Il Trust è uno strumento giuridico col quale un soggetto affida ad un altro un bene che deve amministrarlo in suo nome e per un fine specifico. La legge sul "Durante e dopo di noi" prevede la possibilità di creare un trust, tramite testamento o atto pubblico, per provvedere all'assistenza, alla cura e alla protezione di persone con disabilità gravi. Ubi Banca si occuperà della gestione dei beni, mentre le cooperative aderenti a Cgm o Anffas della stesura del Progetto di vita e della gestione dei servizi alla persona. E così, a solo titolo d'esempio, se i genitori lasciano al figlio disabile un appartamento e i risparmi di una vita, con il Trust verranno gestiti da Ubi Banca (viene nominato un "guardiano" sul corretto uso dei beni stessi) mentre le cooperative sociali provvederanno ad assistere nella sua casa il figlio. Alla base di tutto c'è però il Progetto di vita, che viene predisposto in accordo con la famiglia e la persona disabile.

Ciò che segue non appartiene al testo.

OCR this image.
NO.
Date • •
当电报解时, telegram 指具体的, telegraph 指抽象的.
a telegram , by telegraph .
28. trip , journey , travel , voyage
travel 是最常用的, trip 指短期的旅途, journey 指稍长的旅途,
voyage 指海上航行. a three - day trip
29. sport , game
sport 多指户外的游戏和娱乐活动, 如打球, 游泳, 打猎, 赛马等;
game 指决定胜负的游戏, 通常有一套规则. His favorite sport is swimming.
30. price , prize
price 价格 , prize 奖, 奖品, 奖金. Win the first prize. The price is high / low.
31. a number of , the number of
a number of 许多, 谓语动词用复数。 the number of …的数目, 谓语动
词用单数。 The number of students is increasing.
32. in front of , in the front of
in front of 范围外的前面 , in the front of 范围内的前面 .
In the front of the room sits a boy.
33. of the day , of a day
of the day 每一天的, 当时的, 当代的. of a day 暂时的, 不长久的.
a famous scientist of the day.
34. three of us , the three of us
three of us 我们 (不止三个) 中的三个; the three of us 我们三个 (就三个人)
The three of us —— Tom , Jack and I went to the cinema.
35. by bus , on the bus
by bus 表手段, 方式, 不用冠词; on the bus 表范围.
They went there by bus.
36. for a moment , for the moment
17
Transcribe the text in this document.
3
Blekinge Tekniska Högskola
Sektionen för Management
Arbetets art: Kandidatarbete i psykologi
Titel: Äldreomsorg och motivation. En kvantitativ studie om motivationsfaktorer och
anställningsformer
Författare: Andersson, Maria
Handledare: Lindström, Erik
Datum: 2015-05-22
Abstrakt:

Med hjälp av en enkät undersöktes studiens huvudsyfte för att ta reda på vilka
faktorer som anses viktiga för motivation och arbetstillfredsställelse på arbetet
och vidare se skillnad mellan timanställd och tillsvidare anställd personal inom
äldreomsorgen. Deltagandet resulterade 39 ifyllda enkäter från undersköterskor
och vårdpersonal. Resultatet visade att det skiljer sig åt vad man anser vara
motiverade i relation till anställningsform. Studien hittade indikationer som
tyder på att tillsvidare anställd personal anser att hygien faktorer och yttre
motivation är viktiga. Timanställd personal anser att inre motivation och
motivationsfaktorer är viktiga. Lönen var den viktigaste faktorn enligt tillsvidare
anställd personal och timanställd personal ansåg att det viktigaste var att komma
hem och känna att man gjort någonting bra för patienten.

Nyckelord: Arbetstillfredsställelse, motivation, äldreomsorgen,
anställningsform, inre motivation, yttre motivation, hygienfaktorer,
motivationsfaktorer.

L'accordo tra Ubi Banca, Cgm e Anffas prevede tre tipi di trust. Quello individuale, col quale i beni di una persona disabile sono gestiti unicamente per la soddisfazione dei bisogni della persona stessa. Occorre però che i beni abbiano una certa consistenza, altrimenti non bastano a garantire (anche se integrati con fondi pubblici) l'assistenza per tutta una vita. C'è poi il trust di progetto, che può arrivare a coinvolgere fino a quattro persone con disabilità e i loro rispettivi beni. Per esempio, magari uno solo è in possesso di un appartamento, ma gli altri tre possono entrare nel progetto e portano i loro risparmi e contribuiranno alla spese stesse della casa. In questo modo si dà la possibilità a più persone di avere una vita autonoma, sempre assistiti dalle cooperative sociali del progetto. Infine verranno creati i trust di comunità, nel quali confluiranno i beni rimasti, una volta che anche la persona con disabilità è deceduta. Una opzione, quest'ultima, che viene comunque decisa all'inizio del progetto di vita della persona stessa, e quindi concordata con i familiari. "Trust in life può mettere in moto energie per rispondere alle esigenze delle persone con grave disabilità e delle loro famiglie, attraverso servizi sempre più personalizzati e puntuali", commenta Stefano Granata, presidente di Cgm. (dp)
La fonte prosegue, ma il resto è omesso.